111

8 1 0
                                    


Previous
Chapter
Next
Perfect World – Chapter 111
Kulit kepala si kecil menjadi mati rasa. Apa sebenarnya motif di balik sesepuh ini yang tidak memiliki kehidupan dengan menghalangi dia? Ini membuat setiap rambut di tubuhnya berdiri.

Noda darah gelap merembes di antara rambut abu-abunya, dan sudah mengering untuk waktu yang sangat lama. Gagang pedang kuno yang awalnya sangat tajam sekarang telah benar-benar berkarat. Sulit untuk membayangkan berapa tahun yang telah dialaminya.

“Paman, mengapa kamu menghalangi saya? Jika ada yang salah, katakan saja, ”kata si kecil.

Bola Berbulu langsung bersembunyi di balik punggungnya dengan sepasang mata besar yang berputar. Itu dengan gugup menjambak rambutnya, dan takut penatua itu tiba-tiba menyerang.

Tanpa sepatah kata atau nafas, sesepuh ini tetap terpaku pada posisinya tanpa tanggapan apa pun. Wajahnya seperti patung kayu, dan matanya kosong saat dia menghalangi jalan.

Ketika si kecil melihat ini, dia mengabaikan yang lebih tua, dan berjalan ke samping dengan tujuan memutar di sekelilingnya.

Dengan suara shua, sesepuh yang terbentuk langsung muncul di depannya entah dari mana untuk memblokir jalan Shi Hao sekali lagi.

“Paman, apakah kamu akan masuk akal? Jika Anda memiliki sesuatu untuk dikatakan, katakan saja. Berhenti membuatku takut.” Si kecil membuat ekspresi pahit, dan mulai mengambil tindakan pencegahan.

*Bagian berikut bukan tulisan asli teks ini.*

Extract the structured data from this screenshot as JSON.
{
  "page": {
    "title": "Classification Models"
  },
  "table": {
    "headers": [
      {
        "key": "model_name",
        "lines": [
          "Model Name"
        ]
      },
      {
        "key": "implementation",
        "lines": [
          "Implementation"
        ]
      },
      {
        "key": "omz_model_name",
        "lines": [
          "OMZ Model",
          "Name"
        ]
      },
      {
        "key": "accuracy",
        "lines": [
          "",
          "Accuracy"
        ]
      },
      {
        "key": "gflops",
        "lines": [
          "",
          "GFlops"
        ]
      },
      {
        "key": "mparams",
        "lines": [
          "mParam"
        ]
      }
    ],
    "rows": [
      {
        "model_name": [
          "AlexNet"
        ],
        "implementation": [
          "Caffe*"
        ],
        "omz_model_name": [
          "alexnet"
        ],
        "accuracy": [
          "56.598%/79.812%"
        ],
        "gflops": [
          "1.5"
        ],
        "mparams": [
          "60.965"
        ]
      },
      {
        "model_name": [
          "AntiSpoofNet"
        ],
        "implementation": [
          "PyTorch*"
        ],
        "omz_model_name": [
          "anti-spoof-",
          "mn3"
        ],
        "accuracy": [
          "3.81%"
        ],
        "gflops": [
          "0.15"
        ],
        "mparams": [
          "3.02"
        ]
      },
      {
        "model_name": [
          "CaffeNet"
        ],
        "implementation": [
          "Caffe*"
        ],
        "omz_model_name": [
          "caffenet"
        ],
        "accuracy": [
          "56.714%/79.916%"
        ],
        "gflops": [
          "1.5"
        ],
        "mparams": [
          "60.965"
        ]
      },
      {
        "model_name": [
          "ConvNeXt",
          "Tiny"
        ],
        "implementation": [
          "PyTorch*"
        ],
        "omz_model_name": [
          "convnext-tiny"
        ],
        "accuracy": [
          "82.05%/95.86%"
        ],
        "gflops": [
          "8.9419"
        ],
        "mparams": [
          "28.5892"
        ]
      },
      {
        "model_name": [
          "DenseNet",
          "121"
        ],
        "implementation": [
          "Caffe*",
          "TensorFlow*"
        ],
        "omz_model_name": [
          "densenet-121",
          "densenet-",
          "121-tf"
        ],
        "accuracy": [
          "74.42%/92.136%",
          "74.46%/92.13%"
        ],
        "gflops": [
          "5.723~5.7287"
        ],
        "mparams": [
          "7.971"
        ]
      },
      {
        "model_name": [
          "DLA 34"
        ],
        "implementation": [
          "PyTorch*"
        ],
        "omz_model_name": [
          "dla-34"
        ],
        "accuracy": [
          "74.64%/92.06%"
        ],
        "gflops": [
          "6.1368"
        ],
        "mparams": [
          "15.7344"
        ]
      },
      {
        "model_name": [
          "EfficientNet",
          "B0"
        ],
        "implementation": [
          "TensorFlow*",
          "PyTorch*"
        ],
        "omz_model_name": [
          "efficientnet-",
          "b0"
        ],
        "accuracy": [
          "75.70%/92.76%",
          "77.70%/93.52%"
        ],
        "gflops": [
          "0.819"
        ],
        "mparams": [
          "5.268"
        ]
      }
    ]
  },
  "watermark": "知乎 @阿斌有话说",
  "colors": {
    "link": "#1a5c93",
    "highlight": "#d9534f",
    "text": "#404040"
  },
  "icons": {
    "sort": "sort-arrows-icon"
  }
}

Ini terlalu aneh! Mengapa sesepuh tak bernyawa seperti itu muncul? Kenapa dia terus memblokirnya? Itu benar-benar bertemu hantu saat masih hidup!

Kita harus memahami bahwa ini adalah tempat peristirahatan Roh Penjaga. Bagaimana bisa keberadaan seperti ini yang bukan manusia atau hantu yang mengenakan pakaian kuno ada di sini? Itu membuat orang takut dan kesal.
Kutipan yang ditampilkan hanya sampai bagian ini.